Mr. Musk’s move to open up the code behind Grok is the latest volley in a war to win the A.I. battle, after a suit against OpenAI on the same topic.
Elon Musk released the raw computer code behind his version of an artificial intelligence chatbot on Sunday, an escalation by one of the world’s richest men in a battle to control the future of A.I.
Grok, which is designed to give snarky replies styled after the science-fiction novel “The Hitchhiker’s Guide to the Galaxy,” is a product from xAI, the company Mr. Musk founded last year. While xAI is an independent entity from X, its technology has been integrated into the social media platform and is trained on users’ posts. Users who subscribe to X’s premium features can ask Grok questions and receive responses.

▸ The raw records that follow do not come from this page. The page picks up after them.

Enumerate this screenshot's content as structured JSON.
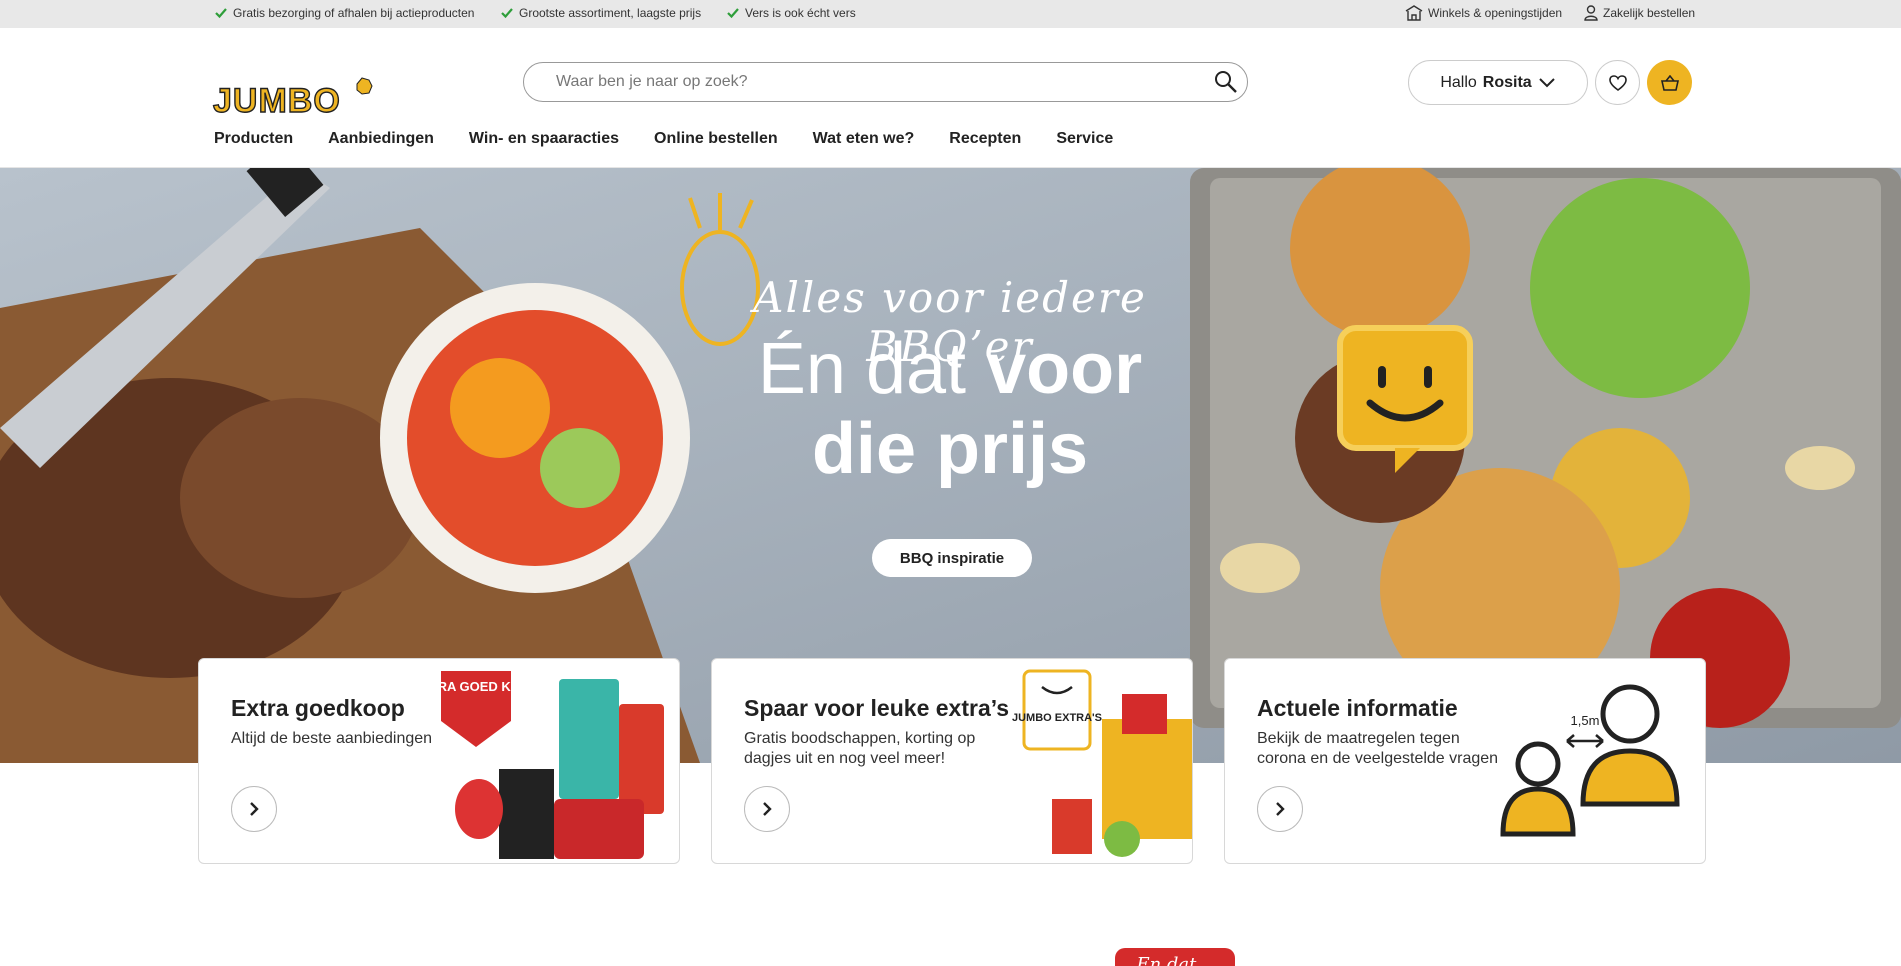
{
  "topbar": {
    "usps": [
      "Gratis bezorging of afhalen bij actieproducten",
      "Grootste assortiment, laagste prijs",
      "Vers is ook écht vers"
    ],
    "stores_link": "Winkels & openingstijden",
    "business_link": "Zakelijk bestellen"
  },
  "header": {
    "logo_text": "JUMBO",
    "search_placeholder": "Waar ben je naar op zoek?",
    "greeting": "Hallo",
    "user_name": "Rosita"
  },
  "nav": [
    "Producten",
    "Aanbiedingen",
    "Win- en spaaracties",
    "Online bestellen",
    "Wat eten we?",
    "Recepten",
    "Service"
  ],
  "hero": {
    "script_line": "Alles voor iedere BBQ’er",
    "line2_light": "Én dat",
    "line2_bold": "voor",
    "line3": "die prijs",
    "button": "BBQ inspiratie"
  },
  "cards": [
    {
      "title": "Extra goedkoop",
      "text": "Altijd de beste aanbiedingen",
      "badge": "EXTRA GOED KOOP"
    },
    {
      "title": "Spaar voor leuke extra’s",
      "text": "Gratis boodschappen, korting op dagjes uit en nog veel meer!",
      "badge": "JUMBO EXTRA'S"
    },
    {
      "title": "Actuele informatie",
      "text": "Bekijk de maatregelen tegen corona en de veelgestelde vragen",
      "badge": "1,5m"
    }
  ],
  "bottom_badge": "En dat...",
  "colors": {
    "brand_yellow": "#eeb422",
    "check_green": "#2e9e3a",
    "accent_red": "#d42b2b"
  }
}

By opening the code up for everyone to view and use — known as open sourcing — Mr. Musk waded further into a heated debate in the A.I. world over whether doing so could help make the technology safer, or simply open it up to misuse.
Mr. Musk, a self-proclaimed proponent of open sourcing, did the same with X’s recommendation algorithm last year, but he has not updated it since.
“Still work to do, but this platform is already by far the most transparent & truth-seeking (not a high bar tbh),” Mr. Musk posted on Sunday in response to a comment on open sourcing X’s recommendation algorithm.
The move to open-source chatbot code is the latest volley between Mr. Musk and ChatGPT’s creator, OpenAI, which the mercurial billionaire sued recently over breaking its promise to do the same. Mr. Musk, who was a founder and helped fund OpenAI before departing several years later, has argued such an important technology should not be controlled solely by tech giants like Google and Microsoft, which is a close partner of OpenAI.